On the plus side there are many interesting dramas and documentaries on at the moment that I'm finding time to watch/doze off during. I have in particular enjoyed the last 20 minutes of "The Men Who Made Us Thin" at least three times...but I still don't know precisely how they did it....
Thankfully Little Lady no.1 has been brilliant, calm and collected, giving hugs, putting nappies in bins (whilst keeping up the potty training) and she really understands when we say "no that's not yours it baby's!" and we have had very few tantrums. Feeling thankful for small mercies.
Also reveling in the fact that no two days are the same and so I never have to feel anxious that tonight will be as hard as last night because newborns like to keep you on your toes, or perhaps more precisely on your knees.

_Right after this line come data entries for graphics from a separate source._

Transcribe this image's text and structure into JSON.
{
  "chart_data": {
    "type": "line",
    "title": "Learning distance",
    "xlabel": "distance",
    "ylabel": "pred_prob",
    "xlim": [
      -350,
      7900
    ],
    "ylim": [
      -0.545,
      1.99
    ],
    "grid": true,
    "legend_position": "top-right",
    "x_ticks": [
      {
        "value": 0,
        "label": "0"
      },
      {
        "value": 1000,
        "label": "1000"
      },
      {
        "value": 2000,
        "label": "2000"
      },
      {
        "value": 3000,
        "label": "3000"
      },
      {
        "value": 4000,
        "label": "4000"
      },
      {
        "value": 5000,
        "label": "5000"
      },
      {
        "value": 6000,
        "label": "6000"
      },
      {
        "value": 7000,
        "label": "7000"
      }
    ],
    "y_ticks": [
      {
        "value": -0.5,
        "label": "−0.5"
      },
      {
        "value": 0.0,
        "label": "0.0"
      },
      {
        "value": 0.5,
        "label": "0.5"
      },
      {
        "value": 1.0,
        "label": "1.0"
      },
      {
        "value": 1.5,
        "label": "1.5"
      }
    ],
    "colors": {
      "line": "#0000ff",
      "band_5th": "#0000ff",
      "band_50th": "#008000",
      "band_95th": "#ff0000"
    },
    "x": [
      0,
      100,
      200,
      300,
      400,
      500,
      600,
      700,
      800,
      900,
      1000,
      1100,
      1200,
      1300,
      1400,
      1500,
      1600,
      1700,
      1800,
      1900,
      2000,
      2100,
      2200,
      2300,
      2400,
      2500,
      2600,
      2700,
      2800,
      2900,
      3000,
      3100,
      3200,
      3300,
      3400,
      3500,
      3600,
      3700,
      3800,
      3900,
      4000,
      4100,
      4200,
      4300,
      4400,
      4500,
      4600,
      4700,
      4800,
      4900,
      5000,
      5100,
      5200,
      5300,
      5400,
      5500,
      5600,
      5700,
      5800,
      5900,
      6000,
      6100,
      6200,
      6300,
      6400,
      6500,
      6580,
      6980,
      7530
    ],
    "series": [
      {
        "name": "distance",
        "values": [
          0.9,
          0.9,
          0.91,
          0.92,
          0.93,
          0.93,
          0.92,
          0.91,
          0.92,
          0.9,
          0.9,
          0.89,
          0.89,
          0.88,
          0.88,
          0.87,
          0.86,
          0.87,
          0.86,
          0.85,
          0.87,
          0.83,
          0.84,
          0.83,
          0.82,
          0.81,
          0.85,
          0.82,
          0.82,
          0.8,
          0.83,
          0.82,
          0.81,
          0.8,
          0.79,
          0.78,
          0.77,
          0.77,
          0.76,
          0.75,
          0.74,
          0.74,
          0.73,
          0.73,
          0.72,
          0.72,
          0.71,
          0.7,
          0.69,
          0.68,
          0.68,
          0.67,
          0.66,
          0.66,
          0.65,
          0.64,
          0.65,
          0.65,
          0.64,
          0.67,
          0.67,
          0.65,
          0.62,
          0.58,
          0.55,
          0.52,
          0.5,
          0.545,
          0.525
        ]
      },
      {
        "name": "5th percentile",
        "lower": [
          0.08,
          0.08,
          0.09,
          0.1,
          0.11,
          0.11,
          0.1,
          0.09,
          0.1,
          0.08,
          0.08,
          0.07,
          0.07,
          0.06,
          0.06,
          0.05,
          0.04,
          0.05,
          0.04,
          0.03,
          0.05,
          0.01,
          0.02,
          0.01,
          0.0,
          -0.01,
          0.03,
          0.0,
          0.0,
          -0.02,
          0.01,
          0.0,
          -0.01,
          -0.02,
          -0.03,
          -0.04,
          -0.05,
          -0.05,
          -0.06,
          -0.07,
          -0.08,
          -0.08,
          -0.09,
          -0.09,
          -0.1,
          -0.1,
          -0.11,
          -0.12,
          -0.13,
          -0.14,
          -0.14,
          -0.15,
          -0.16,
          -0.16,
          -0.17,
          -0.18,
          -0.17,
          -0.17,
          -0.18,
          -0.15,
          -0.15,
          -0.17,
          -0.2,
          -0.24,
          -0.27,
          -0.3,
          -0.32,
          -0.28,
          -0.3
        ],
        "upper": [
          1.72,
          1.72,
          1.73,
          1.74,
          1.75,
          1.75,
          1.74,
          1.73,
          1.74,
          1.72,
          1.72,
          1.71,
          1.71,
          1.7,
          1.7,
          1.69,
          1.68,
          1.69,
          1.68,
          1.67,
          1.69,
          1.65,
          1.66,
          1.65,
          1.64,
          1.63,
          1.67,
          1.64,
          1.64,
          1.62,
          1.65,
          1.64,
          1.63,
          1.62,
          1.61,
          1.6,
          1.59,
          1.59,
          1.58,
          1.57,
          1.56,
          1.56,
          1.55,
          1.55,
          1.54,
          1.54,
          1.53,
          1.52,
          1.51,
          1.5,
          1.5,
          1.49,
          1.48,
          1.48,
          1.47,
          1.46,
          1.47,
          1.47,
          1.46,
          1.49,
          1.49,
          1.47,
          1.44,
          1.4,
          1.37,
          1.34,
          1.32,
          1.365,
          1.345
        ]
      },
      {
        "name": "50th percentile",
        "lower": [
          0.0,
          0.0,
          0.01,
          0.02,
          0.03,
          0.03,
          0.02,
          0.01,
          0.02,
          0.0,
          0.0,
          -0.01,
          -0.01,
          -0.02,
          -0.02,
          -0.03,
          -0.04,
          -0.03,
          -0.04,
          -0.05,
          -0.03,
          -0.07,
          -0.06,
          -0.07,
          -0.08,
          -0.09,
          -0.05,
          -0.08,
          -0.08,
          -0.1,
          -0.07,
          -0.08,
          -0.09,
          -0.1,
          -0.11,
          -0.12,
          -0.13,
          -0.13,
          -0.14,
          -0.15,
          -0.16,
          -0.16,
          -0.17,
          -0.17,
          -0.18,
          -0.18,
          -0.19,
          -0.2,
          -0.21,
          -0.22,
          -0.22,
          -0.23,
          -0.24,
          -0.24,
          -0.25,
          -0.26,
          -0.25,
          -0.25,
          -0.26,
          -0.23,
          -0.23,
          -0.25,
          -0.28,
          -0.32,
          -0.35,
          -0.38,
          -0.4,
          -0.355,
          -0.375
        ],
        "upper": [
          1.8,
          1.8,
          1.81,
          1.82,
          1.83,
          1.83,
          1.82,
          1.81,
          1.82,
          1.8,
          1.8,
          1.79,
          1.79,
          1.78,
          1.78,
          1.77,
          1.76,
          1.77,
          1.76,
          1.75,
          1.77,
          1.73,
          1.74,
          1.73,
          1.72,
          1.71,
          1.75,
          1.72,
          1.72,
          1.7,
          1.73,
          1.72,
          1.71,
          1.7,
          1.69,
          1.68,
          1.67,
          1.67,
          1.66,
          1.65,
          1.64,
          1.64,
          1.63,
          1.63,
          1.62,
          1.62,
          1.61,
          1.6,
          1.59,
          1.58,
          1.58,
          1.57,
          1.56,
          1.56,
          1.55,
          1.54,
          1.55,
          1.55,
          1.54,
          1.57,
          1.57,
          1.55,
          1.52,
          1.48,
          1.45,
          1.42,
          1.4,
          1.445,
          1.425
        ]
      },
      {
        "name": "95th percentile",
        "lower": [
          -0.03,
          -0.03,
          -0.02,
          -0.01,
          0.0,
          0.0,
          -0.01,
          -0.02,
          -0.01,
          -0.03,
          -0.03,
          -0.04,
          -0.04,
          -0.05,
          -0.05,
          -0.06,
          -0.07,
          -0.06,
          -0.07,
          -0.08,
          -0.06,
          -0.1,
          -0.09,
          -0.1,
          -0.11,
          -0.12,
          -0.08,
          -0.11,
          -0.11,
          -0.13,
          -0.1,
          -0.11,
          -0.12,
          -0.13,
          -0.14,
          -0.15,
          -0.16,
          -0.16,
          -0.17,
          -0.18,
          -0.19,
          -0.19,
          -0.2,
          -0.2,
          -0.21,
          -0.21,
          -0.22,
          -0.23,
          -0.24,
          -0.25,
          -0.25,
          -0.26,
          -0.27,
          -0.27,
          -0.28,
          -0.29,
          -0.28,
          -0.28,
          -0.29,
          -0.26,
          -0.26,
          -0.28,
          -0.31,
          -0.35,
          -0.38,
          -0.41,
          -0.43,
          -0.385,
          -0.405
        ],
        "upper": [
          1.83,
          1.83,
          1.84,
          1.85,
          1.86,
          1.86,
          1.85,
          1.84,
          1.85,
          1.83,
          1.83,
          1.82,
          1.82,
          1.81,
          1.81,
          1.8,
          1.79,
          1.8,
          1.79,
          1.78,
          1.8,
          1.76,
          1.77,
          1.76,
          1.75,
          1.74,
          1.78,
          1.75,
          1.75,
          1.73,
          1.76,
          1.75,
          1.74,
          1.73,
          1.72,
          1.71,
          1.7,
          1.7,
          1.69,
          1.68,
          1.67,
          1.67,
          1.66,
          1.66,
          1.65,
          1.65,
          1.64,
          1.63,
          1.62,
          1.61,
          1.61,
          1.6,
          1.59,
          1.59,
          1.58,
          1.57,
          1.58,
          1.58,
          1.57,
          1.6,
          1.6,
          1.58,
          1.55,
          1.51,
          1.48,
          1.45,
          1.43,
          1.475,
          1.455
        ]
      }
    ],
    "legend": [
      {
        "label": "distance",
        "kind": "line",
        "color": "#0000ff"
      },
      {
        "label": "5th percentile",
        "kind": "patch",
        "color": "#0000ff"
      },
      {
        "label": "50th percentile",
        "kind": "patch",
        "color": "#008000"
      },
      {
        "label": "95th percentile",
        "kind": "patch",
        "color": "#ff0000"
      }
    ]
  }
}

I'm on my knees...changing nappies and throwing myself very much at the mercy of God. Not feeling like wondermum, just trusting that the patience, gentleness, self-control and love that I need to get through each day is something that God freely provides for me in Jesus. I don't have to expend extra energy welling it all up from some unknown (yet undeniably limited) pool of inner strength. I can just relax in the knowledge that I can do all things through Christ who strengthens me.